Dvořák’s Piano Quintets – Piers Lane & Goldner String Quartet

0 of 5 stars

Dvořák
Piano Quintet No.1 in A, Op.5
Piano Quintet No.2 in A, Op.81

Goldner String Quartet [Dene Olding & Dimity Hall (violins), Irina Morozova (viola) & Julian Smiles (cello)]

Piers Lane (piano)

Recorded 15-17 April 2009 in Potton Hall, Dunwich, Suffolk, UK


Reviewed by: Colin Anderson

Reviewed: May 2010
CD No: HYPERION CDA67805
Duration: 67 minutes

A hat-trick of successes for Piers Lane, the Goldner String Quartet, and Hyperion! Following memorable releases devoted respectively to piano quintets by Ernest Bloch and then Frank Bridge (links below), Lane and the Goldner members now turn their attention to Dvořák’s two piano quintets, both in A major.
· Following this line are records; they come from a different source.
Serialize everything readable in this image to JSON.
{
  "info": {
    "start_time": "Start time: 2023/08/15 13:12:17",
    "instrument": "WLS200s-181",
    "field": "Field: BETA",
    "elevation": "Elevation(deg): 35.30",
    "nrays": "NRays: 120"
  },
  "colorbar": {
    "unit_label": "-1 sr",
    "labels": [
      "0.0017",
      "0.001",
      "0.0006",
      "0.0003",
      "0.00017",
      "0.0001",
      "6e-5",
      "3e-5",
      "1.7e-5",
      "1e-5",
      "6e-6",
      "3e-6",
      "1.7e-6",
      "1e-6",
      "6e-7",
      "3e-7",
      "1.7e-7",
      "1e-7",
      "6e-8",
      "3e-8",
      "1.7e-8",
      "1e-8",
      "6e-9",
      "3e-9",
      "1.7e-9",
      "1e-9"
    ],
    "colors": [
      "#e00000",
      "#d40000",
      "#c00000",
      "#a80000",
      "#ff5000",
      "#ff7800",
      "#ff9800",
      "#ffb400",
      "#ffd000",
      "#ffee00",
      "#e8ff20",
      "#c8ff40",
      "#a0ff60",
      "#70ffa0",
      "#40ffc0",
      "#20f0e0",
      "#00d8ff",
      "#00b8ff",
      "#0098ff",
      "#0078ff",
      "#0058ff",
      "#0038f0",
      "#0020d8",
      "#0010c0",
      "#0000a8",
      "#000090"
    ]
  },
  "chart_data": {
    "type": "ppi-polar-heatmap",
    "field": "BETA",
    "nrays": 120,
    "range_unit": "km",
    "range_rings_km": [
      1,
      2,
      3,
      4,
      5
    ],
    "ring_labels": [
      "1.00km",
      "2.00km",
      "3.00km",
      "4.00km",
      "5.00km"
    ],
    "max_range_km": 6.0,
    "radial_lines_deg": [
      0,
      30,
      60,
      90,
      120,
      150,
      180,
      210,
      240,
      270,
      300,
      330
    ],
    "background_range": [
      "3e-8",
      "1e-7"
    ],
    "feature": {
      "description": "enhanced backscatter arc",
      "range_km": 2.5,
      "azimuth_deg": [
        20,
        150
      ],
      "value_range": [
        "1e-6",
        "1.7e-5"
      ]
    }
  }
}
As before, one is impressed by the teamwork between these five musicians, beautifully captured here in an intimate, faithful and airy recording, Lane leading off the earlier of these Dvořák works with affecting phrases before being answered by Julian Smiles’s expressive cello, the rest of the players then unfolding a sunny and lilting discourse of music with a generous if sometimes turbulent heart. There’s a likeable ease to this account, one with spontaneous fluctuations, Dvořák’s score singing and dancing, but always with purpose – the coda to the first movement is particularly resolute. The Andante sostenuto middle movement is especially heartfelt, these musicians digging deep into its possibilities while preserving that essential Dvořákian quality of naturalness, and rounded-off with an excitingly whirling and red-blooded interpretation of the uninhibited finale – very much from Bohemia’s woods and fields.
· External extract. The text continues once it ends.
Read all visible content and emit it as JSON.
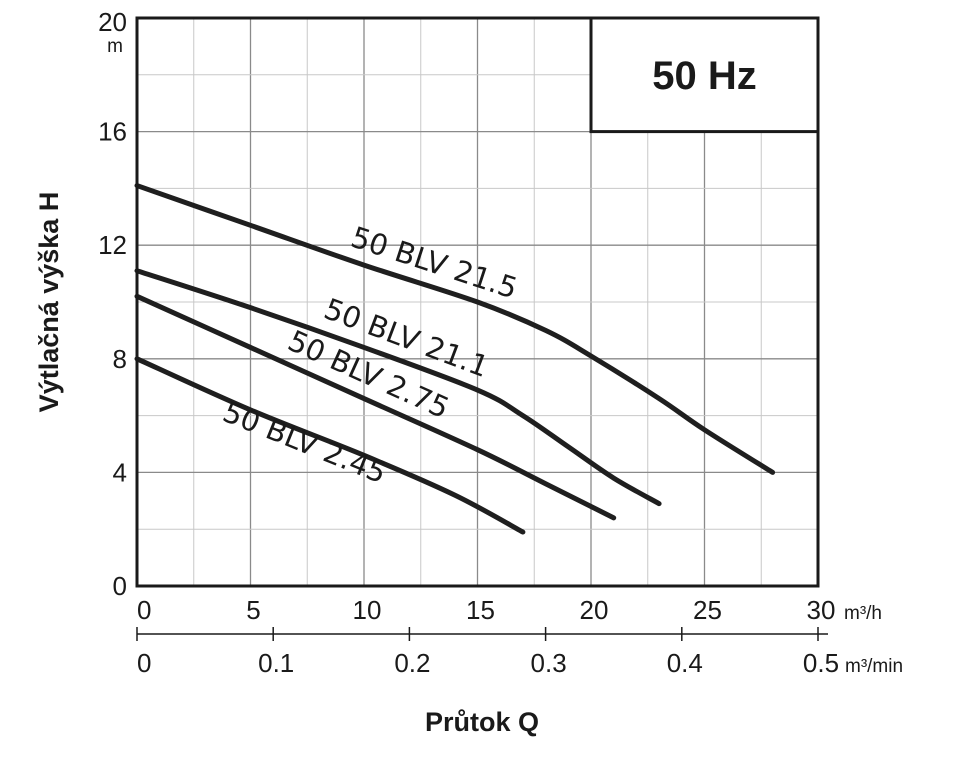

Originally composed in 1872, Dvořák revised the first of his piano quintets in 1887, the same year that he composed his ‘other’ (four-movement) A major piano quintet, one of the jewels of the chamber-music literature, here receiving a performance completely worthy of its greatness. Once again it is cello and piano that begin the work, Smiles producing honeyed tone and Lane receptive and productive in his figuration. With all the strings in play, the music leaps off the page in an act of faith, changes of mood (from poetic to fiery) and dynamics encompassed as a single act, the repeat of the exposition (returned to with inevitability) giving the movement its own largesse and an timing-equality with the ‘Dumka’ movement that follows, Lane immediately capturing the sad refrain that opens this diverse creation which develops to expression of great eloquence, these five musicians capturing fully the music’s intensity and loquaciousness. With the scherzo nimbly turned, its trio melting in the mouth in its seductiveness, and a finale exuding joy and clarity without being pushed beyond itself, such pleasurable music-making completes a classic record of wonderful music beautifully played and superbly recorded, the music’s import and detailing so faithfully realised by the interpreters and captured pristinely by the control room.

Whatever Piers Lane and the Goldner Quartet give us next, it will be worth listening to.